Brazil must improve its productivity in order to resume growth, reports released Wednesday (Mar. 7) by the World Bank argue. Should the country's yearly productivity rate remain the same, Brazil is estimated to grow a mere 1.8% per year. A boost in productivity, on the other hand, could drive the country’s expansion to 4.4% a year, the studies add.
In Brazil, work productivity has increased 0.7% a year since the mid-90s. The rate is an indicator for technical efficiency, which shows how companies or the country turn supplies into goods and services.
On Wednesday, the institute published the reports Emprego e crescimento: a agenda da produtividade and Competências e empregos: uma agenda para a juventude ("Employment and Growth: the Productivity Agenda," and "Skills and Jobs: an Agenda for Young People," in a literal English translation). According to the World Bank, an average Brazilian worker is only 17% more productive than they were 20 years ago. For the average worker in high-income countries, the increase in the period was 34%.
The international agency further highlights that job generation is crucial for Brazil to maintain the achievements made up to 2010, as two thirds of poverty reduction in Brazil from 2000–2010 were made possible by the creation of employment.
From 1966 to 2015, when the country’s average GDP increase stood at 2.6% a year, some two thirds of this expansion corresponded to the boost in labor force and education, and one third to the surge in physical capital.
High minimum wage
The World Bank regards Brazil’s minimum wage as high compared to international standards. The minimum wage in the Organization for Economic Co-operation and Development (OECD) has remained steady at 45% and 50% of the average pay. In Brazil, this percentage reaches 70%. The minimum wage in Brazil is $295.19 a month.
The increase in the minimum wage could make an impact on the admission of young people. Studies mentioned in the publication show that hikes in the minimum wage lower the probability of employment for adolescents by 3%.
The OECD is a group made up mostly of developed countries. The minimum wage of member countries surpasses that of Brazil. OECD figures for 2015 indicate that, whereas Brazil had a minimum wage of $1.12 an hour, countries like Australia had $9.54, US $6.26, and Japan $5.52.
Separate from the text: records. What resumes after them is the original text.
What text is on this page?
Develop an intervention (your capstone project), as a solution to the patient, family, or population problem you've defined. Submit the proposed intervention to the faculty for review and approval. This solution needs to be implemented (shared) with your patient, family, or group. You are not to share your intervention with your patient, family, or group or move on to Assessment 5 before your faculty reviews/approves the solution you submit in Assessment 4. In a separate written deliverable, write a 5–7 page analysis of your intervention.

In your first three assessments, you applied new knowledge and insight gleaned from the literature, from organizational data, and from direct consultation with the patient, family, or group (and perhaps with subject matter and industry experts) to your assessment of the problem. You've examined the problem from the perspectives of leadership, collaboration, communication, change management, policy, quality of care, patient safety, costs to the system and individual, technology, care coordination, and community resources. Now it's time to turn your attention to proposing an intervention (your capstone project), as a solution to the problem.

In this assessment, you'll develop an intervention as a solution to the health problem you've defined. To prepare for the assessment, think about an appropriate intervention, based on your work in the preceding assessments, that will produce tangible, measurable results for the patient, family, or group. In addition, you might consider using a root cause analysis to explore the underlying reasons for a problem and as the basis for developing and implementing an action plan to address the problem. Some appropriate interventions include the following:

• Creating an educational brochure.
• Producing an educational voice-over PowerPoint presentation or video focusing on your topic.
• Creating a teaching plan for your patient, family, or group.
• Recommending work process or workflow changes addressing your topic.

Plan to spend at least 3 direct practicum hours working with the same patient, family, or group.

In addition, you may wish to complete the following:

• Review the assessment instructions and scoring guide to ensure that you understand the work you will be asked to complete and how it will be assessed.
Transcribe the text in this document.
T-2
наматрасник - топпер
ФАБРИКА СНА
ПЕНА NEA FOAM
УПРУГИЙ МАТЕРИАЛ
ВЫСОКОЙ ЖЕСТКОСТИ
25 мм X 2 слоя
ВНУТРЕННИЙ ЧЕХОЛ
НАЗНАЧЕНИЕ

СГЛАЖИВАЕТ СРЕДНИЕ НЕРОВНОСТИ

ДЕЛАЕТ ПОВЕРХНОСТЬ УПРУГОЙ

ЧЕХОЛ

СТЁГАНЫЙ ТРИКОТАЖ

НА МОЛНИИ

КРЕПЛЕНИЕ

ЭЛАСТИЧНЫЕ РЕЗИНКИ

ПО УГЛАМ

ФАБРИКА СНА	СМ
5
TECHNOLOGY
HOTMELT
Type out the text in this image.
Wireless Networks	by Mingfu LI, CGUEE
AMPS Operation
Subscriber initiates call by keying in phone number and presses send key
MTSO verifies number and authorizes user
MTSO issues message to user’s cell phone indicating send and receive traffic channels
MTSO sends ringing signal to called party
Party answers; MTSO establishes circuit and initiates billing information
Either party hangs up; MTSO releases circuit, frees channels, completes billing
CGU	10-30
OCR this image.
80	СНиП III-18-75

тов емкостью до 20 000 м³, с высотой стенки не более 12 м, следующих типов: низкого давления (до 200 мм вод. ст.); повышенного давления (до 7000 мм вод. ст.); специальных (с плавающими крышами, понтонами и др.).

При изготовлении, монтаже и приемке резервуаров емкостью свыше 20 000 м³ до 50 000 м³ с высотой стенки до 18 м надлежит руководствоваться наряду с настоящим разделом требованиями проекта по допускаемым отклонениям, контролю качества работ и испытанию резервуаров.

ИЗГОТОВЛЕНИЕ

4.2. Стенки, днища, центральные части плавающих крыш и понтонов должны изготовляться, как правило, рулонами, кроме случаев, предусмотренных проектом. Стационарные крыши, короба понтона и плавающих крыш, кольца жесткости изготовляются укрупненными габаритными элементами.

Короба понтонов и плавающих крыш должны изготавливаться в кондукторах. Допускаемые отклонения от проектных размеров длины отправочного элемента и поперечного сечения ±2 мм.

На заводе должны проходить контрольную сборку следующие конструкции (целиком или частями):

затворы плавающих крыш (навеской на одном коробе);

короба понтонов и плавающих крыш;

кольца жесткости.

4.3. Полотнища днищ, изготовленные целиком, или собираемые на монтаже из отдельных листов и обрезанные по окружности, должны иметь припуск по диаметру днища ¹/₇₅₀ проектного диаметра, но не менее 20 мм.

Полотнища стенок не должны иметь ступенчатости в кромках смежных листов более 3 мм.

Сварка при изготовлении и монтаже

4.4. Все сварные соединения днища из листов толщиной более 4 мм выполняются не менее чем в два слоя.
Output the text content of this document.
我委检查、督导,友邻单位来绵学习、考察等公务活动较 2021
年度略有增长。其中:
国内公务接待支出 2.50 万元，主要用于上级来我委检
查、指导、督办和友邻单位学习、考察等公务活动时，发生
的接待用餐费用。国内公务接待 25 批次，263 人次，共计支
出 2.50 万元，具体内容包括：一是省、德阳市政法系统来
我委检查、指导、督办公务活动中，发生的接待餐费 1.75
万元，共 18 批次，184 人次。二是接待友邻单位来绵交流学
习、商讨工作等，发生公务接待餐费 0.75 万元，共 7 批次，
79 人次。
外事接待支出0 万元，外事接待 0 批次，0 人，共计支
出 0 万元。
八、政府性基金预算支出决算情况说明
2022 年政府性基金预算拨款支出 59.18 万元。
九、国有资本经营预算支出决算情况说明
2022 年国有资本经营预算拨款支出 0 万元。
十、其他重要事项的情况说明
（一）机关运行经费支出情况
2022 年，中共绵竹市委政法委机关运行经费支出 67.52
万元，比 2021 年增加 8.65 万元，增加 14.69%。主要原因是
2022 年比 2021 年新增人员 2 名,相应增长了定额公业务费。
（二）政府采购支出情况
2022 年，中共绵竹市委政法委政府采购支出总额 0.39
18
Brazil in search of improvements
In the ceremony held to launch the reports, Brazil's Chief of Staff Eliseu Padilha said the government has adopted measures to bring balance to accounts and encourage growth, mentioning as an example the reform in the country's high-school curriculum, which is to offer students the option of vocational education.
Padilha also talked about the cap on public spending, which limits the increase in spending in a given year to the inflation reported in the year prior. For this year, the limit has been set at 3%.